The target of myofunctional orthodontics is the poor muscle patterns that contribute to poor jaw development and crooked teeth.
- Open mouth breathing
- Tongue ties
- Oral habits including dummy, thumb and finger sucking
- Tongue thrusts and reverse swallowing
- Management of obstructed airways and tongue ties
- Myofunctional therapy
- Myofunctional appliances – including Myo Munchee or Healthy Start Habit Correctors
- Management of allergies and nasal congestion
- Breathing re-training or use of breathing apps
I most often combine these approaches with more mechanical palate expansion devices for quick structural improvements to restore tongue space and improve nasal breathing.
This is one case that I did not use a palate expander, and the results were a result of myofunctional (muscle re-patterning) approaches alone.
The photos are taken 20 months apart.
This patient initially presented at age 8 years. Mum’s main concerns with mouth breathing and worsening overbite.
The goals were to improve lip seal, promote nasal breathing and improve tongue to palate seal at rest.

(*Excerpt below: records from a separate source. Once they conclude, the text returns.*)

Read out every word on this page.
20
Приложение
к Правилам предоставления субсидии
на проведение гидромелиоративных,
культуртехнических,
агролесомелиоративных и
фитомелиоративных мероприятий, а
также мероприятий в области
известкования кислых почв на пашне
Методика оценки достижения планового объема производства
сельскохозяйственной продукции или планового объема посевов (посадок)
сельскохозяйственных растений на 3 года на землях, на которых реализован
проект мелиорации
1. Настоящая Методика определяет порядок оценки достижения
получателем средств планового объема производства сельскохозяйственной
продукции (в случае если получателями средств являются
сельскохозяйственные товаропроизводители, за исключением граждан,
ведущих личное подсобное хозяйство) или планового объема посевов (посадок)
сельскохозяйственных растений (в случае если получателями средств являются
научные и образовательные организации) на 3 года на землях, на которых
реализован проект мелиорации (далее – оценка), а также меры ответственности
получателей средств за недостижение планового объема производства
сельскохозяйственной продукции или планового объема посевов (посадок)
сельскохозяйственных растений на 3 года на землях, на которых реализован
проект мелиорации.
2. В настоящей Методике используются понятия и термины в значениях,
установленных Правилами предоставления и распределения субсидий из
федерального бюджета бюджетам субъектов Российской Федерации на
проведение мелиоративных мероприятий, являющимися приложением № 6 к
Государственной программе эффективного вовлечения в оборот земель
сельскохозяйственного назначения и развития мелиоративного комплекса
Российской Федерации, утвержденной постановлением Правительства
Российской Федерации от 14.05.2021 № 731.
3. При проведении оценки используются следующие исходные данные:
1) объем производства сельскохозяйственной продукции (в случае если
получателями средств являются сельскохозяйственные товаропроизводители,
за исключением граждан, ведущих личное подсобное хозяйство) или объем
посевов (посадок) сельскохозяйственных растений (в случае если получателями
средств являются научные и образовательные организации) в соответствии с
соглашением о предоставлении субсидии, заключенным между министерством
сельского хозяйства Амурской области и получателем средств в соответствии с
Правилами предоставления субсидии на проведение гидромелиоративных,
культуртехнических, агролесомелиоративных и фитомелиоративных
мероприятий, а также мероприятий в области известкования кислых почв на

Treatment included myofunctional therapy and adjuncts including Myo Munchee, tongue tie release, and a Healthy Start Habit Corrector.
His lips seal together more naturally, his deep bite has opened, and his front teeth top and bottom teeth are meeting together in a more normal way.
Breaking old muscle habits and creating new ones is not always a quick fix. But these natural results will ultimately be more stable than purely mechanical approaches with expanders and braces, and they also promote healthier breathing and sleep.
Even when I do use palate expanders for quicker structural changes, myofunctional approaches are a very important part of treatment to wean children off reliance on retainers and promote long term stability.